Case studies of challenging scrap tire cleanup efforts throughout the country were the topic for discussion at the TIA World Tire Expo’s Scrap Tire Cleanup Forum.
Allan Lassiter with the Virginia Department of Environmental Quality provided details about the Lee Farm tire pile cleanup effort in Caroline County, Va., which involved removing tires from a deep, steep ravine. The project recovered 605,000 PTEs (passenger tire equivalents) at a total cost of nearly $850,000, Lassiter said.
The project was plagued by difficulties, including an overturned crane that had to be rescued by a second crane.
Lassiter said that had the state known then what it knows now, he would have opted to bring in dirt and fill the ravine in properly rather than remove the tires.
Mark Hope of Tire Disposal & Recycling Inc., Portland, Ore., outlined abatement efforts in the Northwest. According to his presentation, after the sunset of the Oregon tire tax in the early 1990s, the state’s enforcement infrastructure has successfully prevented the formation of new tire stockpiles; however in Washington and Idaho, whose tire taxes expired in the mid-1990s, the enforcement infrastructures have proven inadequate to prevent new stockpiles.
Hope then provided details about the Stellar tire pile cleanup in Salem, Ore., which was the site of an abandoned tire processing site located in an industrial park. He said the DEQ negotiated an access agreement with the property owner and requested a fixed-basis bid in which 90 percent of the recovered tires would be landfilled and 10 percent would be processed into TDF.
Some of the issues encountered on the site included hidden whole tires among the shreds, problems with wet weather and security at the site, Hope said.
The second case study Hope presented was of the Cross-O site in Riggins, Idaho. While the site was in a remote location, he said it received some public attention in light of its proximity to a state highway and because the responsibly party created a network of legacy sites prior to the tire tax program.
Hope said the issues associated with the Cross-O project included the recovery cost of $1.44 per tire, the winter weather, the 480-mile distance to the TDF processor and the per diem labor used at the site.
Tire Disposal and Recycling Inc. also handled cleanup services at the Erickson pile in Rochester, Wash. Hope said the legacy site contained nearly 289,200 PTEs and had received public attention because of an earlier fire, its proximity to Interstate 5 and the development of neighboring property.

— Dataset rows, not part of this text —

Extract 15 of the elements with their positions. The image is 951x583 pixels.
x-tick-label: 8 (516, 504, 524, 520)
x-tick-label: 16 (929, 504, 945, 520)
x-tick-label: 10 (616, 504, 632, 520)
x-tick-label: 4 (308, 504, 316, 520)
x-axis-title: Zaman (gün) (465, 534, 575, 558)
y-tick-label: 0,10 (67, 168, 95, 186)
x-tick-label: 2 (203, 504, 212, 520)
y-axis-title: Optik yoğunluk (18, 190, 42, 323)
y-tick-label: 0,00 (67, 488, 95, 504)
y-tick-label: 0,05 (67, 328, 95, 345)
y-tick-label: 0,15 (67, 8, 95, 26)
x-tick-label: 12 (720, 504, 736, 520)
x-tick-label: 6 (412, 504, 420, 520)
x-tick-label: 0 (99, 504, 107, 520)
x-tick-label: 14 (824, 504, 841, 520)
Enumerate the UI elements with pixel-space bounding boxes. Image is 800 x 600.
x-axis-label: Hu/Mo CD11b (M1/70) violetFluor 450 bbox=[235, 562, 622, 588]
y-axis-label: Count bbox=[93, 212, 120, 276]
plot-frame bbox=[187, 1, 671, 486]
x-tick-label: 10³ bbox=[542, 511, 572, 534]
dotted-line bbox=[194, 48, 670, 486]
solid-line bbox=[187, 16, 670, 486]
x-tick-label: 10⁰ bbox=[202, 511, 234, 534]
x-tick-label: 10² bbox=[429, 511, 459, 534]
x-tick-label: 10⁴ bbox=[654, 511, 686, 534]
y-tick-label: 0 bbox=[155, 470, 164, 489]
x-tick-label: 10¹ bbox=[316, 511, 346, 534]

Finally, Hope discussed the Sears Point project in Sonoma, Calif., which he described as “a dream come true” from a contractor’s standpoint because it was not a government project.
Sears Point was considered a legacy site and the tires were discovered during a $40 million expansion of a NASCAR raceway. Tire Disposal and Recycling removed 500,000 PTEs from the site, with nearly 30 percent being dirt contamination, Hope said. The project took four months to complete and made use of a track hoe and live floor and demo trailers.
Dave Quarterson of Liberty Tire Services outlined his company’s efforts to cleanup the McMaster pile at the site of a former Ohio stripe mine in which a number of tires were dumped in a lake. He said Liberty began the project by clearing the slope and terracing the site.
Liberty processed many of the tires on site using equipment from Barclay Roto-Shred Inc. of Stockton, Calif. Quarterson said the project ran from December of 2003 through June of ’04. F
Finally Bob Lafarge of the Ohio EPA provided information on the Kirby Tire Cleanup in Sycamore, Ohio. An estimated 25 million tires were on the 110-acre site, he said, with some piles towering to 40 feet high, 200 feet wide and 1,000 feet long.
The state tire removal contract for the Kirby site began July 1, 1999. Arson at the site in August of the same year involved 5 to 7 million tires, Lafarge said. Smoke from the fire drifted over Columbus, 60 miles Southeast of the Kirby site. To stop the fire from spreading, layers of sand and clay were used to cover the burning piles.
Oil seeped from the buried fire residual piles. Sump pumps in fire residual piles reduced, but did not eliminate the problem, Lafarge said.
According to Lafarge, $11.1 million has been spent to date to remove 15 million tires from the site.
In addition to these case studies, the EPA’s pending “Scrap Tire Cleanup Guidebook,” to be released in mid-2005, was previewed at the session. The EPA’s Mapping Project presented attendees with information that could help their companies participate in abatement work.
More information on both these EPA projects is available online at www.epa.gov/epaoswer/non-hw/muncpl/tires/index.htm.
The TIA World Tire Expo was April 20-22 at the Kentucky International Convention Center in Louisville.